Service providers utilize distributed networks to provide services to customers over large geographic areas. For example, power companies use power distribution lines to carry power from one or more generating stations (power plants) to residential and commercial customer sites alike. The generating stations use alternating current (AC) to transmit power over long distances via the power distribution lines. Long-distance transmission can be accomplished using a relatively high voltage. Substations located near the customer sites provide a step-down from the high voltage to a lower voltage (e.g., using transformers). Power distribution lines carry this lower-voltage AC from the substations to the endpoint devices customer sites.
Communications providers may utilize a distributed communications network to provide communications services to customers. Similarly, power companies utilize a network of power lines, meters, and other network elements to provide power to customers throughout several geographic regions and to receive data about the power usage. However, data communication in a system that contains many thousands of endpoint devices over power distribution lines can be a particularly challenging issue. The sheer number of endpoint devices contributes to a host of issues including synchronization, communication bandwidth and cost concerns.

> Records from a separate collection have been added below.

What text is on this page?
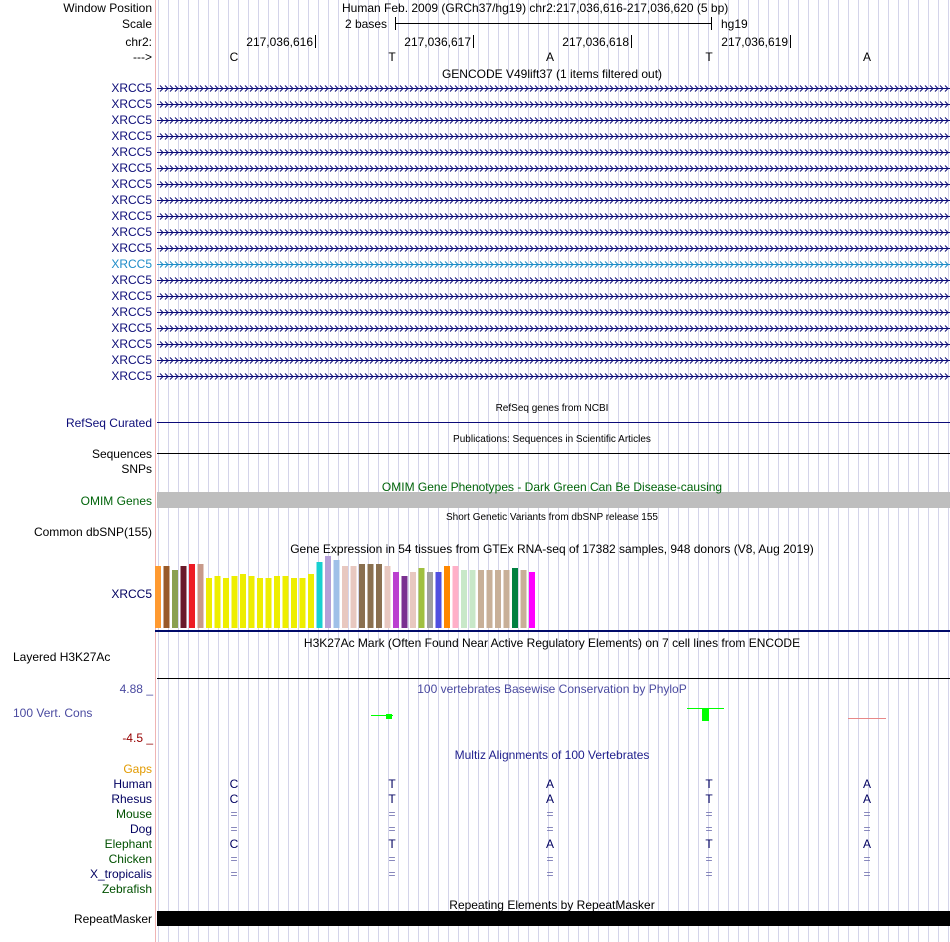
Window Position
Scale
chr2:
--->
Human Feb. 2009 (GRCh37/hg19) chr2:217,036,616-217,036,620 (5 bp)
2 bases	hg19
217,036,616	217,036,617	217,036,618	217,036,619
C	T	A	T	A
GENCODE V49lift37 (1 items filtered out)
XRCC5
XRCC5
XRCC5
XRCC5
XRCC5
XRCC5
XRCC5
XRCC5
XRCC5
XRCC5
XRCC5
XRCC5
XRCC5
XRCC5
XRCC5
XRCC5
XRCC5
XRCC5
XRCC5
RefSeq genes from NCBI
RefSeq Curated
Publications: Sequences in Scientific Articles
Sequences
SNPs
OMIM Gene Phenotypes - Dark Green Can Be Disease-causing
OMIM Genes
Short Genetic Variants from dbSNP release 155
Common dbSNP(155)
Gene Expression in 54 tissues from GTEx RNA-seq of 17382 samples, 948 donors (V8, Aug 2019)
XRCC5
H3K27Ac Mark (Often Found Near Active Regulatory Elements) on 7 cell lines from ENCODE
Layered H3K27Ac
4.88 _	100 vertebrates Basewise Conservation by PhyloP
100 Vert. Cons
-4.5 _
Multiz Alignments of 100 Vertebrates
Gaps
Human	C	T	A	T	A
Rhesus	C	T	A	T	A
Mouse	=	=	=	=	=
Dog	=	=	=	=	=
Elephant	C	T	A	T	A
Chicken	=	=	=	=	=
X_tropicalis	=	=	=	=	=
Zebrafish
Repeating Elements by RepeatMasker
RepeatMasker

For instance, the noise on power distribution lines can create problems with transmission between the many different devices. These problems can include the signal strength relative to noise. Various coding, processing and other techniques can be used to help compensate for poor signal integrity; however, many of these techniques come at the cost of reduced bandwidth. These and other concerns represent difficulties that arise in the context of setup and maintenance of such a large number of endpoint devices, particularly when it is desirable to have flexibility in how the endpoint devices are configured and operated.